PDPA: The Singapore Data Protection Law Explained
Any business that handles data must contend with an increasingly long list of compliance requirements. As concerns over the security and privacy of personal information multiply, national governments have acted to reassure their populations that businesses are using their data securely and ethically.
The Singapore Personal Data Protection Act (PDPA) of 2012 governs the collection, use, and disclosure of all personal data in relation to residents of Singapore. It was recently updated, with many amendments coming into force in November 2020.
Here’s what you need to know about the Singapore data protection law.
What is the Personal Data Protection Act (PDPA)?
The Personal Data Protection Act Singapore is the country’s primary law regulating how businesses handle Singapore residents’ personal data they collect.
For the purposes of this law, the definition of personal data relates to any piece of information that could be used to identify an individual resident. This includes real-world data, such as names and physical addresses, as well as digital data, such as IP addresses.
Businesses should see the Singapore data privacy laws as the baseline standard of protection for data. With data protection in Singapore becoming a major public issue, the law installs nine data protection obligations with which businesses must comply.
Complying with the Data Protection Act of Singapore may seem like a chore, but it shares many of the same provisions as the European Union’s (EU) GDPR laws. If your business is already GDPR compliant, there’s very little you’ll need to do to also comply with the provisions on data privacy in Singapore.
The Nine Data Protection Obligations
To achieve full compliance with the Singapore privacy law, there are nine primary data protection obligations. These are outlined below.
Consent is always required when collecting, using, or disclosing personal data.
2. Purpose Limitation
Businesses must be transparent when it comes to informing individuals as to why their personal data is being collected, how it will be used, and in which cases personal data will be disclosed. Furthermore, businesses must not use data for any other reason than its stated purpose.
Individuals must be notified as to why the business is collecting, using, and disclosing their data before they give their consent.
4. Access and Correction
Individuals have the right to access the personal data an organization has collected on them. They also have the right to request that corrections are made in the event of an error.
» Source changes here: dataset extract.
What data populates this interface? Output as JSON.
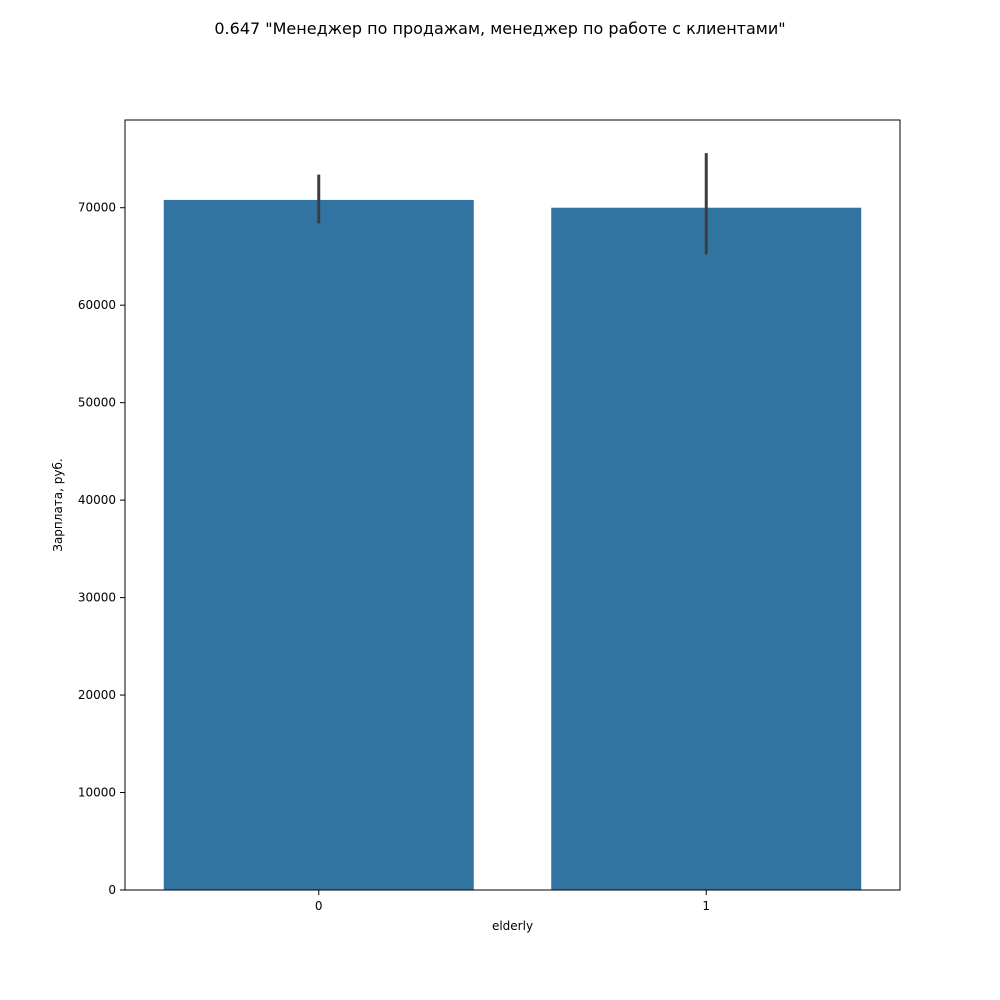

Businesses are required to make a reasonable effort to collect full and complete personal data, especially if decisions are made that may impact how this data is used.
Businesses must make arrangements to ensure that their data security in Singapore
is of the highest standard. Organizations must prevent leaks, unauthorized access, copying, and modification.
7. Retention Limitation
Personal data may only be kept for a limited period. Once this period elapses, the data must be deleted permanently.
8. Transfer Limitation
Personal data may not be transferred outside of Singapore to any territory that does not have similar data standards to those of the Singapore Personal Data Protection Act.
9. National Do Not Call (DNC) Registry
Names that have been registered in the national DNC register must not receive any unsolicited marketing messages.
Amendments were made to the Singapore data protection law in 2020. The big change was the requirement for compulsory data breach reporting. Businesses must report a breach immediately to both the Personal Data Protection Commission and the individuals impacted.
There are also increased financial penalties for data breaches.
As part of the tightening of the law, rules have been expanded on “deemed consent,” new exceptions added to consent, tighter spam control laws, and brand new data portability obligations.
Does PDPA Apply to My Business?
PDPA applies to virtually any business that handles the personal data of Singapore residents. The Singapore privacy law also applies to businesses that operate virtually, so there are no exemptions for organizations without a physical presence in Singapore.
The big exemption to these laws is that they only apply to private businesses. The public sector has a separate manual governing how data is collected, used, and disclosed.
Penalties for Non-Compliance
Although many of the provisions within the Singapore Personal Data Protection Act are advisory and not legally binding, particularly in relation to industry-specific advice, penalties for non-compliance are severe.
The maximum financial penalty for non-compliance has been increased to one million SGD. For organizations with a turnover of more than 10 million SGD, the maximum fine is 10% of the organization’s turnover.
Although penalties remain much lower than those in the EU, businesses with significant operations in Singapore could be hit hard in the event of non-compliance.
The 2020 amendments have stated that penalties will not be enforced on businesses that fail to comply until November 2021.